During his tenure, Markovic launched an ambitious programme of pro-Western economic reforms, including the privatisation of state-run companies and the stabilisation of the dinar. The result was a halt to soaring inflation and atemporary rise in the country's living standards.
The reforms made him popular among Yugoslavia's liberals and brought the country to the threshold of the European Union. But he was hated by nationalists for his unifying stands and his efforts to mediate between the increasingly hostile leaderships of the six former Yugoslav republics.

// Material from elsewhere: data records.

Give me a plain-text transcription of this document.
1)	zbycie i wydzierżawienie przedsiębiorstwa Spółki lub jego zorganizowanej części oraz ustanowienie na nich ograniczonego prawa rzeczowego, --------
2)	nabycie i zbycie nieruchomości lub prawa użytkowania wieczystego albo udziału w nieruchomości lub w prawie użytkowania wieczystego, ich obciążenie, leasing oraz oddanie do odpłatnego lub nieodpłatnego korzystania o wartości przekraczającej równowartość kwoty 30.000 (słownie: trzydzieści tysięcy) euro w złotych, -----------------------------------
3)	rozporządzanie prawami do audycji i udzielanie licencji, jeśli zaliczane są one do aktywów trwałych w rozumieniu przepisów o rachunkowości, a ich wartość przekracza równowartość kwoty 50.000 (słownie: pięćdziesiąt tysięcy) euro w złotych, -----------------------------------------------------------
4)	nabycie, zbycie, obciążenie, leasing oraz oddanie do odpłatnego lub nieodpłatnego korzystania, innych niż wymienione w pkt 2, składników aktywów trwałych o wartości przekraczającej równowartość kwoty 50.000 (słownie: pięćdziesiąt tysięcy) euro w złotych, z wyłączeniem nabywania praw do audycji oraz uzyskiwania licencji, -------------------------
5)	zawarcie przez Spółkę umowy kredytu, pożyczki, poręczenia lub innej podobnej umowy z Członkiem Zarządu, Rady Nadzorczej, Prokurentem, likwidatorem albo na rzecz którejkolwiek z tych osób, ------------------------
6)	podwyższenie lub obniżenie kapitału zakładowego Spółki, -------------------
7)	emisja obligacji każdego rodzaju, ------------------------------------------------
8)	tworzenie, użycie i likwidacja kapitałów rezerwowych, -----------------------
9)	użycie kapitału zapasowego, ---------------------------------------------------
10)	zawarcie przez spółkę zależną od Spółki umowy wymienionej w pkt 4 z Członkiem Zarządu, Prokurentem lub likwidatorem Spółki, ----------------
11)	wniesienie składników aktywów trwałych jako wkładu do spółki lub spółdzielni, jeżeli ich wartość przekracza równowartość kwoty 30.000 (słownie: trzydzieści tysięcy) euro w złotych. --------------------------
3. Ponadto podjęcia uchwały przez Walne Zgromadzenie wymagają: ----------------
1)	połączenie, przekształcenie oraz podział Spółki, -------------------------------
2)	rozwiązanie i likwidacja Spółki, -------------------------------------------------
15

In July 1990, he formed a political party supporting a reformed Yugoslav federation but was defeated in the elections by nationalist and separatist parties. Before he resigned in December 1991 under pressure from nationalists, Markovic tried to find a compromise between Slovenia and Croatia, the republics seeking to secede, and Serbia, which insisted that Yugoslavia remain a single entity. His efforts failed and the country was plunged into a series of ethnic wars.
"He was always against the war, against the break-up of the country," Bogic Bogicevic, the Bosnian member of Yugoslavia's collective presidency at the time of Markovic's tenure, said. "The others who wanted war and were for the break-up of the country were obviously more successful than him."
In 2003, he appeared as a prosecution witness at the war crimes trial of the former Serbian leader Slobodan Milosevic at a tribunal in The Hague. He testified that Milosevic and the former Croatian president Franjo Tudjman both told him that they had made an agreement on the eve of the war in Bosnia in 1991 to divide the former Yugoslav republic between Serbia and Croatia.
After the wars, Markovic dedicated himself to a business career and consulting for governments, including that of Macedonia, and banks.
Born in Konjic, in the then kingdom of Yugoslavia in 1924, Markovic graduated from the Electrical Engineering Faculty at the University of Zagreb in 1954. He became president of Croatia in 1986.
He is survived by his wife, a son and a daughter.
Ante Markovic, politician: born Konjic, Herzegovina 25 November 1924; died Zagreb 28 November 2011.